Abstract:
BACKGROUND: In lower vertebrates like fish, the inner ear and lateral line hair cells (HCs) can regenerate after being damaged by proliferation/differentiation of supporting cells (SCs). However, the HCs of mouse cochlear could only regenerate within one to two weeks after birth but not for adults.

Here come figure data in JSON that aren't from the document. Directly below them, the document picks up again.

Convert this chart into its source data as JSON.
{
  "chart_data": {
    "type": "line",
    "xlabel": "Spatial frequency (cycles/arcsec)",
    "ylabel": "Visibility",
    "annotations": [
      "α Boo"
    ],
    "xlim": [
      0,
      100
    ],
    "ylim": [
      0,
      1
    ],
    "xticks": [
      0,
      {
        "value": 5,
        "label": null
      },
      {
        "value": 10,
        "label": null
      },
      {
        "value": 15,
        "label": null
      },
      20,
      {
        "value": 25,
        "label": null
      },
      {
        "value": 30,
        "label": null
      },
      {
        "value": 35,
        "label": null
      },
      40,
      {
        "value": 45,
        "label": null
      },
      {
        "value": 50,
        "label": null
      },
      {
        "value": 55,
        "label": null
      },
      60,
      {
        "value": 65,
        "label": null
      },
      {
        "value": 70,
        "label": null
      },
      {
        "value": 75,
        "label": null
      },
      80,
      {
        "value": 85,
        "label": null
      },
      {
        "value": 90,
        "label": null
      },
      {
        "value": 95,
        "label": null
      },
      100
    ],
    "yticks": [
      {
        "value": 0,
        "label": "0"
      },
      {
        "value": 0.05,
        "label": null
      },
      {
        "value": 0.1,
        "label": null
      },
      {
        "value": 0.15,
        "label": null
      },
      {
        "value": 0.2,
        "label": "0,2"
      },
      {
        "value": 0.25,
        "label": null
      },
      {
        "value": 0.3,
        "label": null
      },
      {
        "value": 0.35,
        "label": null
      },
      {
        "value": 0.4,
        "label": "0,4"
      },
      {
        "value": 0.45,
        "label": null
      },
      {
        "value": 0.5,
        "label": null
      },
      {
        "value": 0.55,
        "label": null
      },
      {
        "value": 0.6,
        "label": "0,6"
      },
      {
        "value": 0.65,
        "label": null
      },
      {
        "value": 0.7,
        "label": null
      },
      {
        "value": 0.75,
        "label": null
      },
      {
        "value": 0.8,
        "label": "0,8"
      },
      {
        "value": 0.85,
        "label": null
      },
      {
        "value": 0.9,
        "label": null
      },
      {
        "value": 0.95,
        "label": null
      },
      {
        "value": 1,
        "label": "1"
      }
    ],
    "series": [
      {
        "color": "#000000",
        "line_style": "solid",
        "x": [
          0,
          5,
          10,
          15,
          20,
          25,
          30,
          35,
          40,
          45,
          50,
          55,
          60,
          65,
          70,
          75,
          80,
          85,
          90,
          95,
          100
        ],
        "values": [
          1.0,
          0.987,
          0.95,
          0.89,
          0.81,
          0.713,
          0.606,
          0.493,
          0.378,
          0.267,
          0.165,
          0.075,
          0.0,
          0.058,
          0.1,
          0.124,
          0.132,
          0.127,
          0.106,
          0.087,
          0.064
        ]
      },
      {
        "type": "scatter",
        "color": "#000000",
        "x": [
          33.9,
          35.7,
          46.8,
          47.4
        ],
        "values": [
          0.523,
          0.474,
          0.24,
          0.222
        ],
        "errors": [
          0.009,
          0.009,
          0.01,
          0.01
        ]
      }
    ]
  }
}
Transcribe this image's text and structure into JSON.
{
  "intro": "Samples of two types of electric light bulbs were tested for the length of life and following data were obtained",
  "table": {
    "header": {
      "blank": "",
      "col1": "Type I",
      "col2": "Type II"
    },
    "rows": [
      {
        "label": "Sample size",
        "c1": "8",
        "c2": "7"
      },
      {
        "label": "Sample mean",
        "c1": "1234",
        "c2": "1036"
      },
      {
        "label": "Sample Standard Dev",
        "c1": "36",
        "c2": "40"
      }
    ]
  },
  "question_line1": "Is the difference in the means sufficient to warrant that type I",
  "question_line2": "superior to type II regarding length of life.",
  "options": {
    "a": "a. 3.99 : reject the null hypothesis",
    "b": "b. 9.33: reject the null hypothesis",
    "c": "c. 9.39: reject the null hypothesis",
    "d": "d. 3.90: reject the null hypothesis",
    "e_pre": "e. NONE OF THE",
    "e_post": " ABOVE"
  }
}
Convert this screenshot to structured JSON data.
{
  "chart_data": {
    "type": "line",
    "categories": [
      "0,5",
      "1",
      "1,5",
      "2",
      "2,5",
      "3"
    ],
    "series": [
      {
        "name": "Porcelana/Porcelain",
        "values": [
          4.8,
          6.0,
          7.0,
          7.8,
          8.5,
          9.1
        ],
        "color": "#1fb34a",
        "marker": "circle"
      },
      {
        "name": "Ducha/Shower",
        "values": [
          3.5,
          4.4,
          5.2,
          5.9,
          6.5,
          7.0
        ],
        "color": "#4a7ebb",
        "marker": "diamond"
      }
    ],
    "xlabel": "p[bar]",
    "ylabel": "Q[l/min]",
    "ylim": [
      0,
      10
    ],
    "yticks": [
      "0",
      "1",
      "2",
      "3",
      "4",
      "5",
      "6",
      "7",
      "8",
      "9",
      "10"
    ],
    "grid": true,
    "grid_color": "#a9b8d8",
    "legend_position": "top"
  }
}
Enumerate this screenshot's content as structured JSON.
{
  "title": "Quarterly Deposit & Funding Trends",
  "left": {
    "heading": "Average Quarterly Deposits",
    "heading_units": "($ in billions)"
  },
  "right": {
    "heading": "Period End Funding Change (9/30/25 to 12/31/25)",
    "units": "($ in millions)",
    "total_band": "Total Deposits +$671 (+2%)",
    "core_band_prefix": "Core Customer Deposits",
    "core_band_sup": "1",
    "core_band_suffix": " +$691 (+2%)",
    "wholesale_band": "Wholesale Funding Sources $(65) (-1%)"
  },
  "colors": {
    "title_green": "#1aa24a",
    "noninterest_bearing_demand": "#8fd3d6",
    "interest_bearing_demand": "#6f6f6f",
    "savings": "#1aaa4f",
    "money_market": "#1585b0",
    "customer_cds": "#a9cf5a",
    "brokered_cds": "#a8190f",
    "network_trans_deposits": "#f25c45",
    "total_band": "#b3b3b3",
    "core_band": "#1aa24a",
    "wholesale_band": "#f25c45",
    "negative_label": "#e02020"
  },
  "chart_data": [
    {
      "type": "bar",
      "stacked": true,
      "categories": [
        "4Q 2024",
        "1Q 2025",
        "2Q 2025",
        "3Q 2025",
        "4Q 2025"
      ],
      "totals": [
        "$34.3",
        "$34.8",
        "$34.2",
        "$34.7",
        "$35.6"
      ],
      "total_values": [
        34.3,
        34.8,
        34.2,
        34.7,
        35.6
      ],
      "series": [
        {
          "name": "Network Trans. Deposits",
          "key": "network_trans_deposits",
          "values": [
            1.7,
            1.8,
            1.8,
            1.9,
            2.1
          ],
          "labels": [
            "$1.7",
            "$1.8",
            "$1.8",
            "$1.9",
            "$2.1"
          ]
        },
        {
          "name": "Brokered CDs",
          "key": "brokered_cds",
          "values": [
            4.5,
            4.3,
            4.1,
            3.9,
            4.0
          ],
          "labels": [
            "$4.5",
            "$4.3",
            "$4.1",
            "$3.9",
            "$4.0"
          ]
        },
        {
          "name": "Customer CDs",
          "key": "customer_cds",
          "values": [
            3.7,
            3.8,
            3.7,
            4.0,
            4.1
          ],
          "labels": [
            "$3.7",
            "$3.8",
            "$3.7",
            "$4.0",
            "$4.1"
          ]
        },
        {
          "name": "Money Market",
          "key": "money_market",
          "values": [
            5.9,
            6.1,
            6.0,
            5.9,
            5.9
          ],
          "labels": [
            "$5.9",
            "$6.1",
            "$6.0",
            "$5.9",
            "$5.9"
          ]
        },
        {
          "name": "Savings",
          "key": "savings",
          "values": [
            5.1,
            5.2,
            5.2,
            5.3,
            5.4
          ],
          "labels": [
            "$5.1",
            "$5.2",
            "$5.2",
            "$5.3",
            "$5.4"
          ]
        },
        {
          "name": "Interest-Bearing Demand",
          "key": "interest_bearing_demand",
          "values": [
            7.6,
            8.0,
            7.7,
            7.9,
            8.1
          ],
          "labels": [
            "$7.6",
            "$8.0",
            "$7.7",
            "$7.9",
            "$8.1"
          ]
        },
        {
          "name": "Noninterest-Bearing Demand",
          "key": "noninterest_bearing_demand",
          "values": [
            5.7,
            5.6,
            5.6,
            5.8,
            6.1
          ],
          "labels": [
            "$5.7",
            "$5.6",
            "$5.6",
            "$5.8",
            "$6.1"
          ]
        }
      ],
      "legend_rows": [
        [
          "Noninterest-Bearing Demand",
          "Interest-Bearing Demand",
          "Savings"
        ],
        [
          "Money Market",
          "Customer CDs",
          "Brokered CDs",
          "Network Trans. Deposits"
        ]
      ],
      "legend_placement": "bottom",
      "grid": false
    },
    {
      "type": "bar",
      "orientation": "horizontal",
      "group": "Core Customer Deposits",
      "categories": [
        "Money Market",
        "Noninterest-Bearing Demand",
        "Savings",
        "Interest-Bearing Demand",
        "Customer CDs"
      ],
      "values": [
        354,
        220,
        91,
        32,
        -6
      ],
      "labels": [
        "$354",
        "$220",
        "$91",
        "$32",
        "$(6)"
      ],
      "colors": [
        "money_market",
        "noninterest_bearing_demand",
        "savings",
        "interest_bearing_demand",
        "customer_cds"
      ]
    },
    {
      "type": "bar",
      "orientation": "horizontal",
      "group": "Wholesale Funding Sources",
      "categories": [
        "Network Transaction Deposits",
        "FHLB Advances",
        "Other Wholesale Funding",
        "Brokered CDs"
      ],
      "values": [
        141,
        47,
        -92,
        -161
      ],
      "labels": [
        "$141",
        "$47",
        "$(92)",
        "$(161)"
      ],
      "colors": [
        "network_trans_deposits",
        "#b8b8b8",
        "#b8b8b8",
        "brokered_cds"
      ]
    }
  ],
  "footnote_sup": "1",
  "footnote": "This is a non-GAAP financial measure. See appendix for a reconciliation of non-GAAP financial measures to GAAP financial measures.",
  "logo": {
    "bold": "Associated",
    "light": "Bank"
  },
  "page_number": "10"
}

RESULTS: To better understand the molecular foundations, we collected several public single-cell RNA sequencing (scRNAseq) data of mouse cochleae from E14 to P33 and extracted the prosensory and supporting cells specifically. Gene Set Enrichment Analysis (GSEA) results revealed a down-regulation of genes in Notch signaling pathway during postnatal stages (P7 and P33). We also identified 107 time-course co-expression genes correlated with developmental stage and predicated that EZH2 and KLF15 may be the key transcriptional regulators for these genes. Expressions of candidate target genes of EZH2 and KLF15 were also found in supporting cells of the auditory epithelia in chick and the neuromasts in zebrafish. Furthermore, inhibiting EZH2 suppressed regeneration of hair cells in zebrafish neuromasts and altered expressions of some developmental stage correlated genes.
CONCLUSIONS: Our results extended the understanding for molecular basis of hair cell regeneration ability and revealed the potential role of Ezh2 in it.
RESULTS: To better understand the molecular foundations, we collected several public single-cell RNA sequencing (scRNAseq) data of mouse cochleae from E14 to P33 and extracted the prosensory and supporting cells specifically. Gene Set Enrichment Analysis (GSEA) results revealed a down-regulation of genes in Notch signaling pathway during postnatal stages (P7 and P33). We also identified 107 time-course co-expression genes correlated with developmental stage and predicated that EZH2 and KLF15 may be the key transcriptional regulators for these genes. Expressions of candidate target genes of EZH2 and KLF15 were also found in supporting cells of the auditory epithelia in chick and the neuromasts in zebrafish. Furthermore, inhibiting EZH2 suppressed regeneration of hair cells in zebrafish neuromasts and altered expressions of some developmental stage correlated genes.
CONCLUSIONS: Our results extended the understanding for molecular basis of hair cell regeneration ability and revealed the potential role of Ezh2 in it.
摘要:
背景:在鱼类等低等脊椎动物中,内耳和侧线毛细胞(HCs)在被支持细胞(SCs)的增殖/分化损害后可以再生。然而,小鼠耳蜗的HC只能在出生后一到两周内再生,但成年人则不能再生。
结果:为了更好地理解分子基础,我们从E14到P33收集了一些小鼠耳蜗的公开单细胞RNA测序(scRNAseq)数据,并专门提取了前感和支持细胞。基因集富集分析(GSEA)结果显示在出生后阶段Notch信号通路中的基因下调(P7和P33)。我们还鉴定了107个与发育阶段相关的时程共表达基因,并预测EZH2和KLF15可能是这些基因的关键转录调节因子。EZH2和KLF15的候选靶基因的表达也在小鸡的听觉上皮的支持细胞和斑马鱼的神经桅杆中被发现。此外,抑制EZH2抑制斑马鱼神经菌根毛细胞再生,并改变一些发育阶段相关基因的表达。
结论:我们的结果扩展了对毛细胞再生能力的分子基础的理解,并揭示了Ezh2在其中的潜在作用。
结果:为了更好地理解分子基础,我们从E14到P33收集了一些小鼠耳蜗的公开单细胞RNA测序(scRNAseq)数据,并专门提取了前感和支持细胞。基因集富集分析(GSEA)结果显示在出生后阶段Notch信号通路中的基因下调(P7和P33)。我们还鉴定了107个与发育阶段相关的时程共表达基因,并预测EZH2和KLF15可能是这些基因的关键转录调节因子。EZH2和KLF15的候选靶基因的表达也在小鸡的听觉上皮的支持细胞和斑马鱼的神经桅杆中被发现。此外,抑制EZH2抑制斑马鱼神经菌根毛细胞再生,并改变一些发育阶段相关基因的表达。
结论:我们的结果扩展了对毛细胞再生能力的分子基础的理解,并揭示了Ezh2在其中的潜在作用。